The nine-member panel was created a year ago to study reparations for Black residents but is still grappling with who should qualify and what the compensation will look like. The council has until 2022 to report their findings.

(TNS) — One year after California approved the first statewide task force in the nation to study reparations for Black residents, the panel is grappling with a fundamental question: Who should potentially qualify for restitution?

From the outset, the task force was given a clear mission from state legislators who approved the reparations effort: "Develop reparation proposals for African Americans, with a special consideration for African Americans who are descendants of persons enslaved in the United States."

But that seemingly straightforward charge has proven complicated as the nine-member panel debates to what degree reparations should be extended to the countless Black Californians whose families came to the U.S. after the end of the Civil War in 1865, as well as those whose families cannot easily trace their lineage.

State lawmakers and Gov. Gavin Newsom by design left the question about who might qualify to the task force when they approved legislation to begin the reparations debate proposals last fall.

And the task force still hasn't decided what form the compensation might ultimately take. It could recommend cash payments, but some reparations advocates have instead proposed using restitution to close disparities in areas like education, health care and land ownership.

Task force members have until June 2022 to report their recommendations. But the thorny question of who could receive reparations came up repeatedly this week as the group held a two-day meeting.

Its members appeared torn between those who said reparations should be prioritized for Black people who can directly trace their ancestry to enslaved people and others who argued all Black residents have suffered under the many vestiges of slavery, from housing discrimination to unequal public education and mass incarceration.

Cheryl Grills, a task force member and psychologist who studies mental health disparities, told her colleagues she felt perplexed by the debate, saying it raised more questions "than a clear demarcating line."

"I'm struggling with this conversation," she said. "The various machinations of racial oppression didn't go away (after the end of slavery), they just mutated and morphed. And so when you entered into this country, it doesn't do service to the complexity of what we're dealing with."

The panel was, however, in agreement about its starting place: all Black residents who descend from chattel slavery, which began on the American continent more than 400 years ago and spread here.

California joined the union as a non-slavery state in 1850, but hundreds of enslaved people were already living in the state at the time, forced to work in gold mines and on plantations.
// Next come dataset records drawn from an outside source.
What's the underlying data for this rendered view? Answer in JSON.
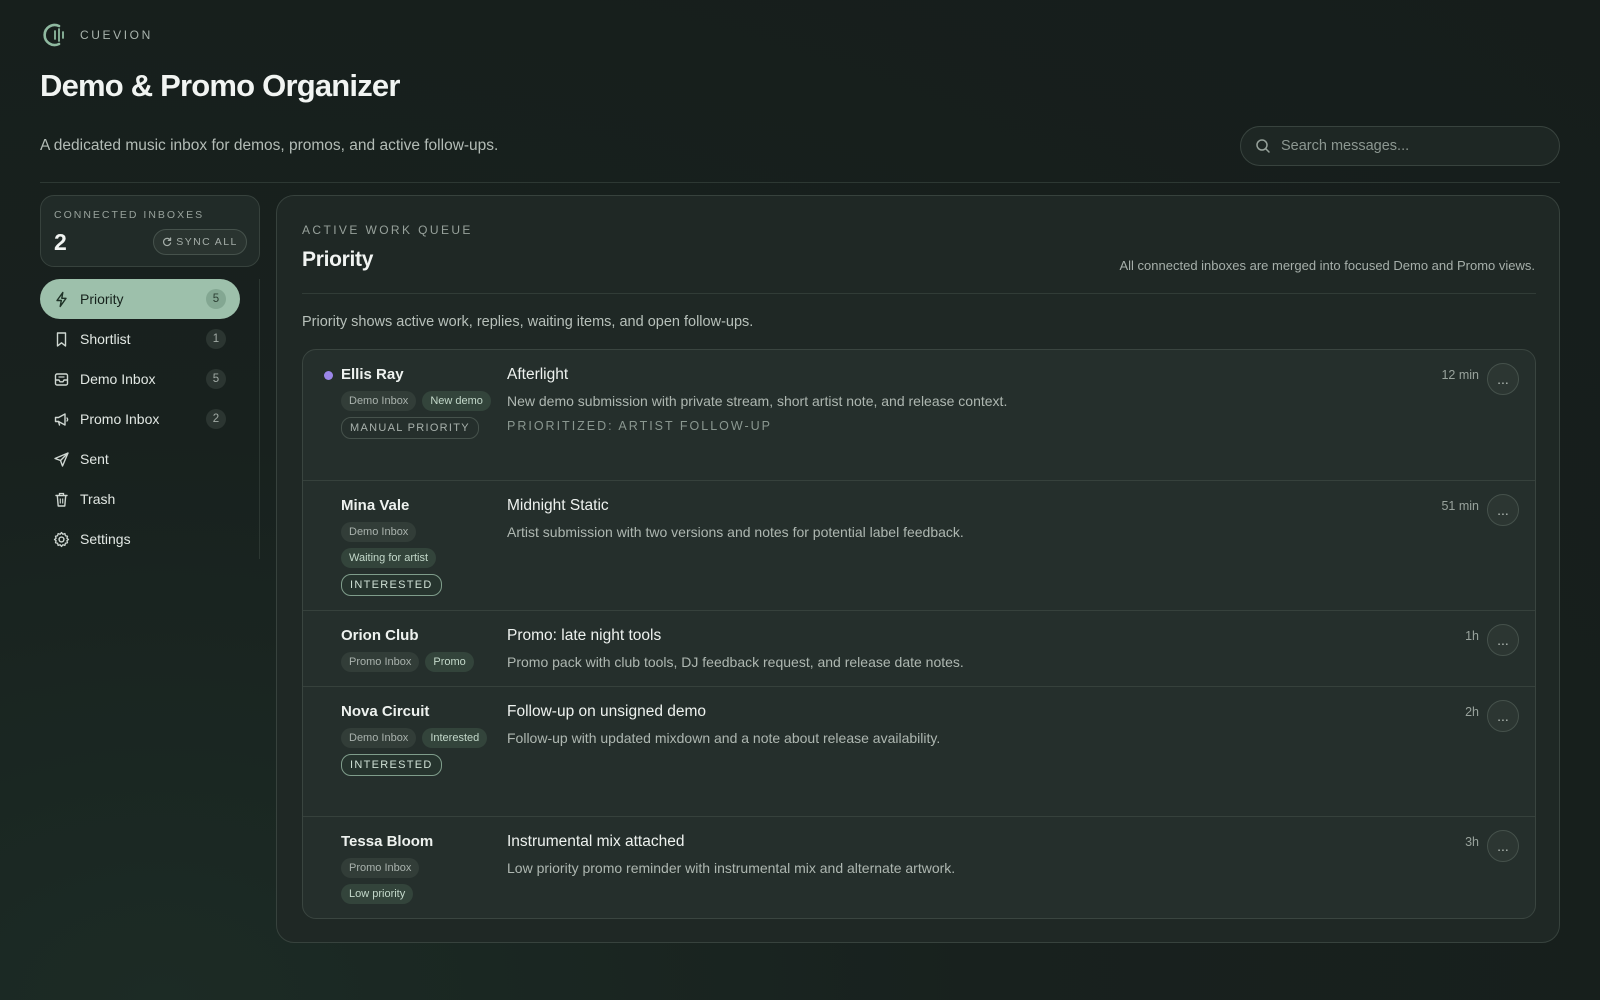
{
  "brand": {
    "name": "CUEVION"
  },
  "header": {
    "title": "Demo & Promo Organizer",
    "subtitle": "A dedicated music inbox for demos, promos, and active follow-ups.",
    "search_placeholder": "Search messages..."
  },
  "inboxes": {
    "label": "CONNECTED INBOXES",
    "count": "2",
    "sync_label": "SYNC ALL"
  },
  "nav": {
    "items": [
      {
        "label": "Priority",
        "count": "5",
        "icon": "lightning-icon",
        "active": true
      },
      {
        "label": "Shortlist",
        "count": "1",
        "icon": "bookmark-icon"
      },
      {
        "label": "Demo Inbox",
        "count": "5",
        "icon": "inbox-icon"
      },
      {
        "label": "Promo Inbox",
        "count": "2",
        "icon": "megaphone-icon"
      },
      {
        "label": "Sent",
        "count": "",
        "icon": "send-icon"
      },
      {
        "label": "Trash",
        "count": "",
        "icon": "trash-icon"
      },
      {
        "label": "Settings",
        "count": "",
        "icon": "gear-icon"
      }
    ]
  },
  "queue": {
    "label": "ACTIVE WORK QUEUE",
    "title": "Priority",
    "merged_note": "All connected inboxes are merged into focused Demo and Promo views.",
    "description": "Priority shows active work, replies, waiting items, and open follow-ups."
  },
  "messages": [
    {
      "sender": "Ellis Ray",
      "unread": true,
      "source": "Demo Inbox",
      "status": "New demo",
      "flag": "MANUAL PRIORITY",
      "subject": "Afterlight",
      "preview": "New demo submission with private stream, short artist note, and release context.",
      "prioritized": "PRIORITIZED: ARTIST FOLLOW-UP",
      "time": "12 min",
      "more": "..."
    },
    {
      "sender": "Mina Vale",
      "source": "Demo Inbox",
      "status": "Waiting for artist",
      "flag": "INTERESTED",
      "subject": "Midnight Static",
      "preview": "Artist submission with two versions and notes for potential label feedback.",
      "time": "51 min",
      "more": "..."
    },
    {
      "sender": "Orion Club",
      "source": "Promo Inbox",
      "status": "Promo",
      "subject": "Promo: late night tools",
      "preview": "Promo pack with club tools, DJ feedback request, and release date notes.",
      "time": "1h",
      "more": "..."
    },
    {
      "sender": "Nova Circuit",
      "source": "Demo Inbox",
      "status": "Interested",
      "flag": "INTERESTED",
      "subject": "Follow-up on unsigned demo",
      "preview": "Follow-up with updated mixdown and a note about release availability.",
      "time": "2h",
      "more": "..."
    },
    {
      "sender": "Tessa Bloom",
      "source": "Promo Inbox",
      "status": "Low priority",
      "subject": "Instrumental mix attached",
      "preview": "Low priority promo reminder with instrumental mix and alternate artwork.",
      "time": "3h",
      "more": "..."
    }
  ],
  "colors": {
    "accent": "#9dc0ab",
    "unread_dot": "#9b86e8",
    "background": "#18211e"
  }
}
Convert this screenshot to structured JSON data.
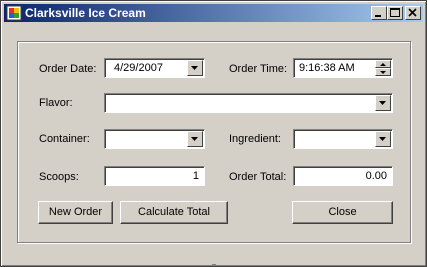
{
  "window": {
    "title": "Clarksville Ice Cream"
  },
  "form": {
    "order_date_label": "Order Date:",
    "order_date_value": "4/29/2007",
    "order_time_label": "Order Time:",
    "order_time_value": "9:16:38 AM",
    "flavor_label": "Flavor:",
    "flavor_value": "",
    "container_label": "Container:",
    "container_value": "",
    "ingredient_label": "Ingredient:",
    "ingredient_value": "",
    "scoops_label": "Scoops:",
    "scoops_value": "1",
    "order_total_label": "Order Total:",
    "order_total_value": "0.00"
  },
  "buttons": {
    "new_order": "New Order",
    "calculate_total": "Calculate Total",
    "close": "Close"
  },
  "icons": {
    "app": "app-icon",
    "minimize": "minimize-icon",
    "maximize": "maximize-icon",
    "close": "close-icon",
    "dropdown": "chevron-down-icon"
  }
}
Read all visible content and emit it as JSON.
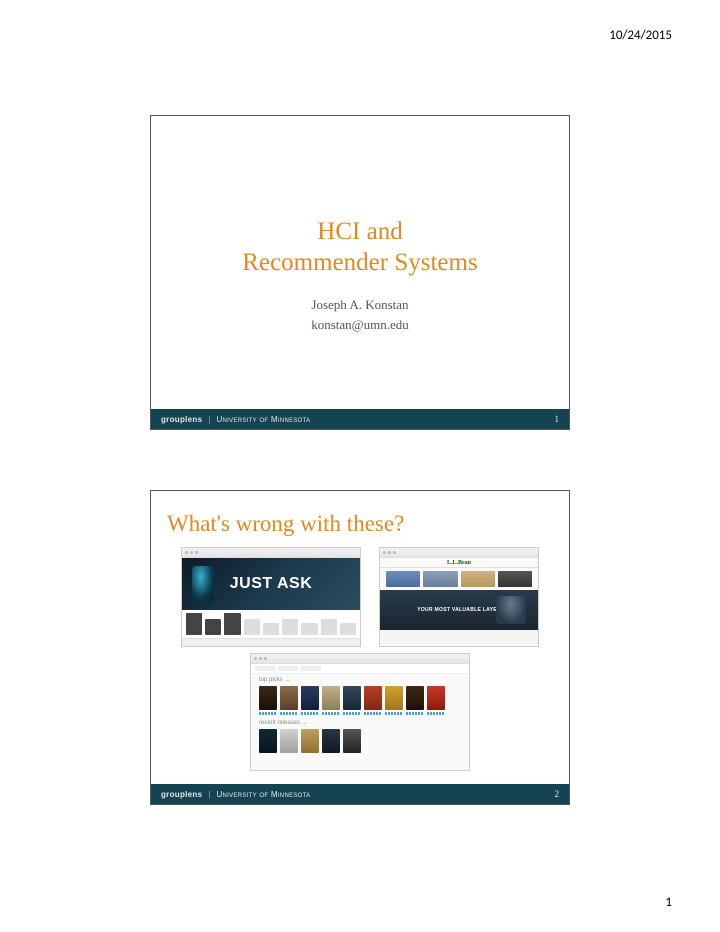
{
  "page": {
    "date": "10/24/2015",
    "number": "1"
  },
  "slide1": {
    "title_line1": "HCI and",
    "title_line2": "Recommender Systems",
    "author": "Joseph A. Konstan",
    "email": "konstan@umn.edu",
    "footer_brand": "grouplens",
    "footer_univ": "University of Minnesota",
    "footer_num": "1"
  },
  "slide2": {
    "title": "What's wrong with these?",
    "amazon_hero": "JUST ASK",
    "llbean_logo": "L.L.Bean",
    "llbean_hero": "YOUR MOST VALUABLE LAYER",
    "ml_section1": "top picks",
    "ml_section2": "recent releases",
    "footer_brand": "grouplens",
    "footer_univ": "University of Minnesota",
    "footer_num": "2"
  }
}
Many of the state's first Black residents weren't set free when California first passed its Constitution, and the state permitted white prospectors to keep slaves if they planned to eventually return to their home states.

Amos Brown, the task force's vice chair and a longtime San Francisco pastor and civil rights leader, said residents who can trace their lineage to enslaved ancestors have the strongest claim that they are owed restitution.

"Go to the scene of the crime on this continent," he said.

The bill that created the task force, AB3121, was authored by then-Assembly Member Shirley Weber, now the state's first Black secretary of state. Her initial version of the bill only discussed calculating reparations for the "descendants of enslaved Africans."

But the measure was broadened to include all African Americans in the state as it progressed through the Legislature, though a note was added stressing "special consideration" for those descended from enslaved people.

Assembly Member Reggie Jones-Sawyer, D- Los Angeles, a task force member, said that wording change was no accident and reflects Weber's intent that the panel examine how racial oppression continued after slavery, from Jim Crow laws that legalized segregation in the South to broad discrimination in employment and housing.

"If you notice, it says 'special consideration,' not 'exclusively,'" Jones-Sawyer said of the task force's charge. "If you know anything about the Legislature, we fight over words like 'may' and 'shall.'"

But Jones-Sawyer said the wording in the bill makes it clear that the task force ought to suggest different levels of reparations for residents descended from slavery versus those whose families might have immigrated many decades later.

"There is a difference, and we should look at each of those separately," he said.

The debate comes as the task force holds a series of monthly hearings to study the lingering harms of slavery, and its many vestiges of white supremacy, including redlining practices that denied home loans to Black families late into the 20th century, historically high levels of pollution around Black communities, and overpolicing and tough sentencing laws that led to mass incarceration in recent decades.

Other task force members have been more outspoken in suggesting all Black residents ought to receive some form of reparation, regardless of their lineage, due to the systemic racism they face in society.

"The cops don't wait to listen if you have a Nigerian accent before they shoot," said Lisa Holder, a task force member and racial justice scholar. "They see your Black skin, and they are triggered. If you have Black skin, you're catching hell, and you deserve some kind of reparations, and we can start there."

The task force expects to debate the possible forms of reparations further at its Dec. 8 and 9 meetings and is expected to host a series of public listening sessions before next spring.